Other benefits of marriage include protection from STDs, often some form of power of attorney, the piece of mind that a contractual relationship can provide, possible tax benefits, and higher societal status. These are not primary reasons for marriage though – these are simply side benefits that occur in the accomplishment of marriage’s core objective. Some of these associated benefits can be achieved or synthesized without a true marriage.
Some of the reasons I have heard from homosexuals about why they desire to be married include the desire for high status. The high status associated from marriage comes from the long-term dedication and from engaging in the difficult task of creating and rearing children.
Another reason expressed by gays is to share love for, sexual relations with, and dedication for a loved one. This is understandable but doesn’t require the enforcement of a marriage contract or a legal obligation.
To combine assets is another reason expressed. People may currently combine assets through many various types of legal contracts for any reason desired.
Another reason is for hospital-visitation rights and for power of attorney. Anyone can assign power-of-attorney to anybody they desire, regardless of sexual preference – it’s not exclusive to marriage.
Marriage provides tax breaks and subsidies by the government. These efforts by the government have been put in place to promote marriage’s unique contribution to society and to compensate for the disadvantages and hardships associated with child-rearing. In providing the same governmental “benefits” to homosexual couples (who cannot provide in the same way to society), it would in effect be like handing out handicap stickers to everyone who desires to participate in being handicapped.
Marriage, like many classes, needs the protection and benefits that only a new law can now secure.
While love, dedication to another person, tax benefits and subsidies, and exclusivity in sexual relations are all beneficial aspects of marriage, they have been put into place to promote and assist in the core purpose of marriage – a duty and responsibility of heterosexual couples to join together to create and rear children.
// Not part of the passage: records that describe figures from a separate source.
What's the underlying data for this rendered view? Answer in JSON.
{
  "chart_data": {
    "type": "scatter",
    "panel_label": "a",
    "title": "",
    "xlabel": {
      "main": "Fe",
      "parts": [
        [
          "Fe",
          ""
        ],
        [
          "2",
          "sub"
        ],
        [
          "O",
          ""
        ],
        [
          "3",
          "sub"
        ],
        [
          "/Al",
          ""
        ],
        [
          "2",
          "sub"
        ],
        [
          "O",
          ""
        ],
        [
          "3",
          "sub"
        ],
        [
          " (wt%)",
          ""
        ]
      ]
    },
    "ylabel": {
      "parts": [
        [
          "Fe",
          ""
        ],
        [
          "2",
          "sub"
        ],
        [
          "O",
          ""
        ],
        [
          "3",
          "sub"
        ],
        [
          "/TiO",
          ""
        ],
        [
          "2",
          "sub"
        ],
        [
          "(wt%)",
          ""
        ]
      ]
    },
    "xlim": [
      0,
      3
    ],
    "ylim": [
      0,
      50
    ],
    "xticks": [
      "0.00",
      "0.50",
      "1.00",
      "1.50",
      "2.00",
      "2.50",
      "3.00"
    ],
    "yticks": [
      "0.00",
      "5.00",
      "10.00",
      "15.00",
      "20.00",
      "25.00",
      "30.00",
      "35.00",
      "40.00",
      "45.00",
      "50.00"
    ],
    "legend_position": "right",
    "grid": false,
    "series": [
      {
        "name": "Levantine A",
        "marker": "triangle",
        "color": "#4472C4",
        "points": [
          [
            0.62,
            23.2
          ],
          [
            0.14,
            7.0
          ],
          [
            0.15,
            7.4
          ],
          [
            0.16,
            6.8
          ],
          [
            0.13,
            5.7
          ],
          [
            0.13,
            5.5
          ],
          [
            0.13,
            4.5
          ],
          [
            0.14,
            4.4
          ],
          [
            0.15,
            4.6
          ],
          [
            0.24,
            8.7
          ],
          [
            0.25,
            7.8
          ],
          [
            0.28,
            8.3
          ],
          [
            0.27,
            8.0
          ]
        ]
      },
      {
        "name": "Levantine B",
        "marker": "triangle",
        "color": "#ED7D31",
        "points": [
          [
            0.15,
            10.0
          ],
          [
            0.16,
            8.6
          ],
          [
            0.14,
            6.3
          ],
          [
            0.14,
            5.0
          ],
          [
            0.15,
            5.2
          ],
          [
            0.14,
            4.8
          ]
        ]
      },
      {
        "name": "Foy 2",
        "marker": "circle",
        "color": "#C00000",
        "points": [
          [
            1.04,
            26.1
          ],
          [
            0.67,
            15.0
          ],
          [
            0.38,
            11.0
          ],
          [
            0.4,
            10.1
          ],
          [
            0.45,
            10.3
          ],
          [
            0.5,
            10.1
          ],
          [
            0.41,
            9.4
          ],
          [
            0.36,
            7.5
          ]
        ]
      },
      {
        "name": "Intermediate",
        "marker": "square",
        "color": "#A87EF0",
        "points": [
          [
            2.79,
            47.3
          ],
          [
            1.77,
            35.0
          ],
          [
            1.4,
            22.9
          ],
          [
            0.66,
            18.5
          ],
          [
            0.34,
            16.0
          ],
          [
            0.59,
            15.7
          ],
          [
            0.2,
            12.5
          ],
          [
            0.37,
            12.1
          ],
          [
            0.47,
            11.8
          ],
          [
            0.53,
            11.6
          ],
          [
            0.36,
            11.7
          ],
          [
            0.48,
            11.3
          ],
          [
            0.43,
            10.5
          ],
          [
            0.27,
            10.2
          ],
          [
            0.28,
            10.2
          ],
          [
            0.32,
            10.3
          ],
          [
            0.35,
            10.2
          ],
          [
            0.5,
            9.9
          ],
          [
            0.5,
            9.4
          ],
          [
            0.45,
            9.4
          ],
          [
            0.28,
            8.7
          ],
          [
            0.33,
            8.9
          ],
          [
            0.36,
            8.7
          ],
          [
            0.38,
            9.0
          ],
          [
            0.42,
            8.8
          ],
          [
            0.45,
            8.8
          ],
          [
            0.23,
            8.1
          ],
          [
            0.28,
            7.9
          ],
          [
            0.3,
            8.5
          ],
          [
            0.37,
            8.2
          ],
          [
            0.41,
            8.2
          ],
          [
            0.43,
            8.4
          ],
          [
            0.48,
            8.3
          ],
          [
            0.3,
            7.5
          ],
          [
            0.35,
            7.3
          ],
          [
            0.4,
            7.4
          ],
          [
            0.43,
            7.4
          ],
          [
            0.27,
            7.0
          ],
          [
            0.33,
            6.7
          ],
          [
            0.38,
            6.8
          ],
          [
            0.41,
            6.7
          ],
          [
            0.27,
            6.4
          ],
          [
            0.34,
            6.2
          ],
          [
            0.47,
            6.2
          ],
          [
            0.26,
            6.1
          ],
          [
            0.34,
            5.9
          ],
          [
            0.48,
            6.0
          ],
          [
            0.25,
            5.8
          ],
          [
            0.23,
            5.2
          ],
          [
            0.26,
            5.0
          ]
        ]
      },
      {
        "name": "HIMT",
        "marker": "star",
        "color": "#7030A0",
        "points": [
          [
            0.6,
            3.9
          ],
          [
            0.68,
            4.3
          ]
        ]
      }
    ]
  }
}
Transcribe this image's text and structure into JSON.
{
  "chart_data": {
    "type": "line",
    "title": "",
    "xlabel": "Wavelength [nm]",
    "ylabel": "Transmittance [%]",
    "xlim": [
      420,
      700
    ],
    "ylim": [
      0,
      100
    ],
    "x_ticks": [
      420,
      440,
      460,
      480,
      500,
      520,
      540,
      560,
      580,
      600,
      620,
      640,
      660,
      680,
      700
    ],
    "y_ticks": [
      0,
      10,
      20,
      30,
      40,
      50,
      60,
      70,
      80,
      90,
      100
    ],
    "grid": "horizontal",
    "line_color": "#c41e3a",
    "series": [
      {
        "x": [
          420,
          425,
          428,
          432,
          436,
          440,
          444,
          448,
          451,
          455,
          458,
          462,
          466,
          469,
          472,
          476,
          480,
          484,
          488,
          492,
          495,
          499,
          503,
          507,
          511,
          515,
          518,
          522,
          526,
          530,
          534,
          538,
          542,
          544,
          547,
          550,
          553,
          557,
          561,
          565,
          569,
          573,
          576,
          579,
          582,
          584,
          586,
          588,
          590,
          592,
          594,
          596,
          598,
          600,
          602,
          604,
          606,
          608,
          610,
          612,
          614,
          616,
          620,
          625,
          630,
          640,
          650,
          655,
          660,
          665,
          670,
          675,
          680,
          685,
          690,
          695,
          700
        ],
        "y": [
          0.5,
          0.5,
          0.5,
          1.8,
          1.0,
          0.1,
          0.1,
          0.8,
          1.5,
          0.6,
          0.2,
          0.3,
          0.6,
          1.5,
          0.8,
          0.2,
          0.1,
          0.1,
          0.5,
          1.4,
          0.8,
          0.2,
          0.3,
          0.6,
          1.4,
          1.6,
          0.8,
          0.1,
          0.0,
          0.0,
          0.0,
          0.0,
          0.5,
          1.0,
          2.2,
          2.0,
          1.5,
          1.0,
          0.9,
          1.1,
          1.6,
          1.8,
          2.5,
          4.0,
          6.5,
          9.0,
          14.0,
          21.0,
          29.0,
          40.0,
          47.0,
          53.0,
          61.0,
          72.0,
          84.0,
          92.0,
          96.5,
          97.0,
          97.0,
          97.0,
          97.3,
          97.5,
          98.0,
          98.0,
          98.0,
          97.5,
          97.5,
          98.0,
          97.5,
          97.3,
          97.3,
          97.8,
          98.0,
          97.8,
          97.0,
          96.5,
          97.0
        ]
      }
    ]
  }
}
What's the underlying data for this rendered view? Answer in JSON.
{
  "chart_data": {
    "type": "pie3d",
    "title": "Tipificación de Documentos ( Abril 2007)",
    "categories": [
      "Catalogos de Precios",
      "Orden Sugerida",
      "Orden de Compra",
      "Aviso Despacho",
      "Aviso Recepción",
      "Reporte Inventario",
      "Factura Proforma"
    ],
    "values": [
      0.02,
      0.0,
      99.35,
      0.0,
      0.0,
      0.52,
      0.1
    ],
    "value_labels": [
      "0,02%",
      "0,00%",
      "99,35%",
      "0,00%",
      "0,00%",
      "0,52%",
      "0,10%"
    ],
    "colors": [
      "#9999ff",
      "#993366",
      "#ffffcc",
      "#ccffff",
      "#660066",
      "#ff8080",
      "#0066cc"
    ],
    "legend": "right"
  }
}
While marriage is an institution designed specifically for heterosexual couples and needs to be protected as such, equal opportunity in the workplace, in hospitals, in the community, and in situations dealing with basic human rights needs to be afforded to all people living in our country – including homosexuals. While I am morally and religiously against homosexual sexual activity, I am not for unduly oppressing anybody in society. Homosexual people justifiably feel the oppression and discrimination in many situations. Issues of oppression need to be adressed and dealt with – however, not at the expense of attacking marriage. My marriage and family needs and deserves protection that Proposition 8 provides.
I hope this helps people to better understand why I support moves like Proposition 8. If you agree, feel free to pass on this article.